= Lise Gast =

German author and translator (1908–1988)

Lise Gast (legal name Elisabeth Richter, née Gast; 2 January 1908 – 26 September 1988) was a German author of children's and young adult literature and translator from Dutch and English.

== Life ==
Gast was born on 2 January 1908 in Leipzig. She trained as an agricultural teacher and married Georg Richter in 1933. The marriage produced eight children. Her first book Brave Young Susanne was published in 1936, followed in 1939 by Young Mother Randi, which was a success. She chose the pseudonym Lise Gast to match her birth name, under which she had previously published stories. On 12 February 1945, Lise Gast fled with her children from Silesia to Radebeul, a town bordering Dresden, where she arrived on the evening of the first bombing wave of Dresden, around 6 p.m. on 13 February. At the end of March, she fled to Wedderstedt near Quedlinburg, where she worked as a day laborer for three years. Her eighth child, Christoph, was born there. Two weeks later, she learned of her husband's death as a prisoner of war in Pacov in Czechoslovakia.

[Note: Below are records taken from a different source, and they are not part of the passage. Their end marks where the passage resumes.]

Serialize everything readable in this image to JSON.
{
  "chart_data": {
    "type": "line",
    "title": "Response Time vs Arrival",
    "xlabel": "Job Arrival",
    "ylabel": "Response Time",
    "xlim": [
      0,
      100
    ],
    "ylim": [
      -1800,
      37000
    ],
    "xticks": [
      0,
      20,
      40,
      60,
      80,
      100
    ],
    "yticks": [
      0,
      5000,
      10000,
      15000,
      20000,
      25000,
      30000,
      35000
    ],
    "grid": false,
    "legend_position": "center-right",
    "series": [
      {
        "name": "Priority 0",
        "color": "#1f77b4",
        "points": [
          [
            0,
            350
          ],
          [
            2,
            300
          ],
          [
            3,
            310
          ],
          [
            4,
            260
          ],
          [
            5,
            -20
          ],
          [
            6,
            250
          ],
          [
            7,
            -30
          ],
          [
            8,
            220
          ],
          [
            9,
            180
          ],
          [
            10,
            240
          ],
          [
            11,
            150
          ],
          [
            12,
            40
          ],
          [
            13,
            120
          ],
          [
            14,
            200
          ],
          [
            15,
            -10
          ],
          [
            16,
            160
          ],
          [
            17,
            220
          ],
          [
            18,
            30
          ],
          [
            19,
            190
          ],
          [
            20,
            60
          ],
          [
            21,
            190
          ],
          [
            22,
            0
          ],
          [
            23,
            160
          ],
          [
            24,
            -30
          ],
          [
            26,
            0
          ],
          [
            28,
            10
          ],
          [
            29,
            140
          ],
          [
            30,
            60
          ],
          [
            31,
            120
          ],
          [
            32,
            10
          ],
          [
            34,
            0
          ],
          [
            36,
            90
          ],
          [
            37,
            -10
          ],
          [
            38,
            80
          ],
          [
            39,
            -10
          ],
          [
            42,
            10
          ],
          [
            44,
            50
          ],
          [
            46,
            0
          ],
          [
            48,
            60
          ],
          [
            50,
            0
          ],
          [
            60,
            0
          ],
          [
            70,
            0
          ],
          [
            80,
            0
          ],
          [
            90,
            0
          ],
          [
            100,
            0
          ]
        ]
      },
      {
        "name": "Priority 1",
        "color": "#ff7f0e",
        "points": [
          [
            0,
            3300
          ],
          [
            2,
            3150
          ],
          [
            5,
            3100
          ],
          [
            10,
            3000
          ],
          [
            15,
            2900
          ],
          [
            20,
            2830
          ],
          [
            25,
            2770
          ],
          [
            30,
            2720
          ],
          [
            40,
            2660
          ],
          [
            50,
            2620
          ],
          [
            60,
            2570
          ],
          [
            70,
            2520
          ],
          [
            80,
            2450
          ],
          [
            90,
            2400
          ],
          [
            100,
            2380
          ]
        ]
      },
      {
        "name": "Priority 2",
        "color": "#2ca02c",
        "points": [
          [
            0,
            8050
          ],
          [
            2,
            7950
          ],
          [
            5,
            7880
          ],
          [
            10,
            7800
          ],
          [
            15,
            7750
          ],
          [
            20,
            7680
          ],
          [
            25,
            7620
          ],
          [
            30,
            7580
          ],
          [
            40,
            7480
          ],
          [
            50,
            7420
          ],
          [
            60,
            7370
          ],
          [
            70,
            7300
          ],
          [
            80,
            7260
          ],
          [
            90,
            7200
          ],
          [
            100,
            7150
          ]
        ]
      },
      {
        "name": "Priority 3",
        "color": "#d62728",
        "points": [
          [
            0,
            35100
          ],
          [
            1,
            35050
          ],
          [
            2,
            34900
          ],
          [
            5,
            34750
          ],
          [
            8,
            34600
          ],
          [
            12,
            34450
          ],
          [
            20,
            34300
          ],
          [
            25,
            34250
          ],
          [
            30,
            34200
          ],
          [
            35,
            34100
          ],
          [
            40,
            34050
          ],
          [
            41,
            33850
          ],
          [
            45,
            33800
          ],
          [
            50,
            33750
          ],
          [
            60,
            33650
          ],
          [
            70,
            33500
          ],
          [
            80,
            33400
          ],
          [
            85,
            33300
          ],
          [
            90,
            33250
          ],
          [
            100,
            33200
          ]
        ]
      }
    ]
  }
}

In November 1948, she fled across the zonal border to Hardehausen in Westphalia with the help of Hans Lißner. There she devoted herself entirely to writing. In order to live near her publishers based in Stuttgart, she bought a former Arbeitsdienstbarrack in Aimersbachtal near Lorch in 1955, where she founded a pony farm. She wrote about life on this farm, where Lise Gast bred Shetland ponies and Icelandic ponies, in other books. She was also active as a columnist.

In total, Lise Gast wrote around 120 books. Two weeks before her death, she read from her last book publication Nichts bleibt, mein Herz, und alles ist von Dauer in Schwäbisch Gmünd. Lise Gast was buried in Lorch. Her daughter Marianne Späh is also an author and published her mother's memoirs That's how it was. Good that it was like that! Lise Gast tells stories from her life.

She died on 26 September 1988 in Lorch (Württemberg).

Gast was a friend of the author and horse expert Ursula Bruns for many years.

== Works (selection) ==
- Tapfere junge Susanne. The story of a comradeship. With text drawings by Kurt Schöllkopf. Union Verlag, Stuttgart-Berlin-Leipzig 1936
- Kopf hoch, Barbara. A story about young people. Interior pictures by R. Pfennigwerth. H.-J. Fischer-Verlag, Berlin-Leipzig 1939
- Das zaudernde Herz. Novel. Peter J. Oestergaard, Berlin 1939
- Junge Mutter Randi. Novel. With drawings by Siegfried Kortemeier. Bertelsmann, Gütersloh 1939
- Die Kinder von Wienhagen. Funny story of six children on an estate. With cover picture and 25 pictures in the text by Rolf Winker. Herold-Verlag, Stuttgart 1940
- Die heimliche Last. Novel. Kaiser, Böhmisch-Leipa 1942
- Kamerad fürs Leben. A novel about young people. Kaiser, Böhmisch-Leipa 1942
- Die kleinen Brüder. With illustration. Kaiser, Böhmisch-Leipa 1943
- Eine Frau allein. A German fate from our days. Edition El Buen Libvro, Buenos Aires 1948
- Die Heimonskinder. Story. Thienemann, Stuttgart 1950
- Das Träumerlein. 1st-14th edition, Verlag Die Boje, Stuttgart 1952
- Ponyglück bei Lise Gast, Verlag E. Hoffmann, 1965

== Awards and honors ==
- 1983: Cross of Merit on Ribbon of the Federal Republic of Germany

== Literature ==
- Susanne Lange-Greve: Unsichtbare Fäden. Lise Gast 1908-1988. Einhorn-Verlag, Schwäbisch Gmünd 2008, ISBN 978-3-936373-00-4.